See the Payment: Create reference for the full list. Most of the time, the attributes you see here are the only ones you'll need.

Step 2: handle the response

The Payment: Create endpoint returns a Payment object with the following attributes (non-exhaustive):

Response AttributeTypeDescription
idstringUnique Payment ID, used for performing further actions like Payment: Capture.
statusstringTells you whether or not the payment is paid. More on this soon.

Here's a breakdown of the different Payment status values you might encounter:

Payment statusMeaning
pendingPayment has been initiated but not confirmed. The response should have a payment_details.redirect_url. Send your customer to that URL, then listen for payment.captured webhooks.
authorizedTwo possible meanings, depending on the type of payment.

1. For long-form async payment methods (konbini, bank_transfer, payeasy), authorized payments are reserved but awaiting customer action (e.g. waiting for customer to go to the store and pay cash). This can take several days. You'll get a payment.captured webhook if/when the customer pays. Otherwise you will get a payment.expired webhook.

2. For all other payment methods, authorized refers to Two-Step Capture. This is where the funds are in your control, but haven't left the customer's account yet. These authorized payments are awaiting merchant action (e.g. merchant performs a manual capture when goods are shipped). You can call Payment: Capture to capture authorized funds, or Payment: Cancel to void the authorization.
capturedPayment was successful. The money will be transferred to your bank account next settlement.
refundedThe payment was completed, but has been fully refunded. Note that partially refunded payments remain captured. You'll never see this status in the response of Payment: Create.
cancelledEither the customer decided to cancel payment, or you called Payment: Cancel.
expiredPayment was pending or authorized with no action for too long.

How you handle this depends on your specific use case and which payment method you chose. Advice on handling specific payment methods can be found on the Payment Details page.

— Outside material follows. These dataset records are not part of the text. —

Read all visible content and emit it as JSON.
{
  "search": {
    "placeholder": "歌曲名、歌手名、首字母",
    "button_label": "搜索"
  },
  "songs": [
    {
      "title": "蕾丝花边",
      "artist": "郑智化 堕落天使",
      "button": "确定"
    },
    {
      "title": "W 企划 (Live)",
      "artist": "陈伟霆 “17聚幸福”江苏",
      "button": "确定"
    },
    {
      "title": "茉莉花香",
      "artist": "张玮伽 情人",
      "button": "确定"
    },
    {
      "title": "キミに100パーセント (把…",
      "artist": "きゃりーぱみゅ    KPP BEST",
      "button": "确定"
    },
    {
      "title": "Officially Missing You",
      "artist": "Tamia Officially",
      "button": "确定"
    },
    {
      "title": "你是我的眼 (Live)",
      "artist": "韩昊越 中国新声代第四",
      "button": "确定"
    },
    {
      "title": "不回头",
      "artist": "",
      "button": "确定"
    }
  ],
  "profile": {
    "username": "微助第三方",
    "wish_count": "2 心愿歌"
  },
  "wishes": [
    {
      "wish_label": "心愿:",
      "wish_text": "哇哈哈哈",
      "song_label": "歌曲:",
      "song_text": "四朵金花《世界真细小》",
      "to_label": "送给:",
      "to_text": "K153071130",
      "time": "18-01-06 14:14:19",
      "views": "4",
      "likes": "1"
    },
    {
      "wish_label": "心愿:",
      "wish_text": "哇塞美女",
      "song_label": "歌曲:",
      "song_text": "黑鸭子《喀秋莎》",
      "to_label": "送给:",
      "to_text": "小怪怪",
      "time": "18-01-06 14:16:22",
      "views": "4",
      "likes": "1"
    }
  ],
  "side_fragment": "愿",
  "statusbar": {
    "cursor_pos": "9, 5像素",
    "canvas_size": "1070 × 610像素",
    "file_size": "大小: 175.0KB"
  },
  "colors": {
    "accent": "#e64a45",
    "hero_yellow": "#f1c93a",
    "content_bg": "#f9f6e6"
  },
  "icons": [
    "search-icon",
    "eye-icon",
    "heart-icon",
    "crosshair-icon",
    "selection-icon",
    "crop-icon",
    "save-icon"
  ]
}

Note on handling Konbini / Convenience Store Payments

Konbini payments may have the following fields in the response:

  • instructions_url (All Konbini): This contains a URL to a page providing the required payment information as well as detailed instructions on how to perform the payment at the Konbini. It should be served to the end-user for their convenience.
  • receipt: This is a payment code that can be used for Konbini purchases.
    • For 7-Eleven, this is deprecated. This field should not be served to the end-user. The end user is required to access the URL served in the instructions_url field to perform payment at the store.
    • For others, this can be provided to end users along with confirmation_code, if available in the response. However, we strongly recommend providing just the URL from instructions_url to the end user, as it contains precise instructions as to how to perform payment at the store.
  • confirmation_code: This is available for some Konbini brands and can be used by end users to perform payment at the store, in combination with receipt. However, this is not recommended - like receipt, we recommend providing just the URL from instructions_url to the end-user, as it contains precise instructions as to how to perform payment.

Step 3: webhook

The definitive way to know when a payment has been captured is to listen for payment.captured Webhooks. We recommend putting your order processing logic into your webhook handler for payment.captured or payment.authorized.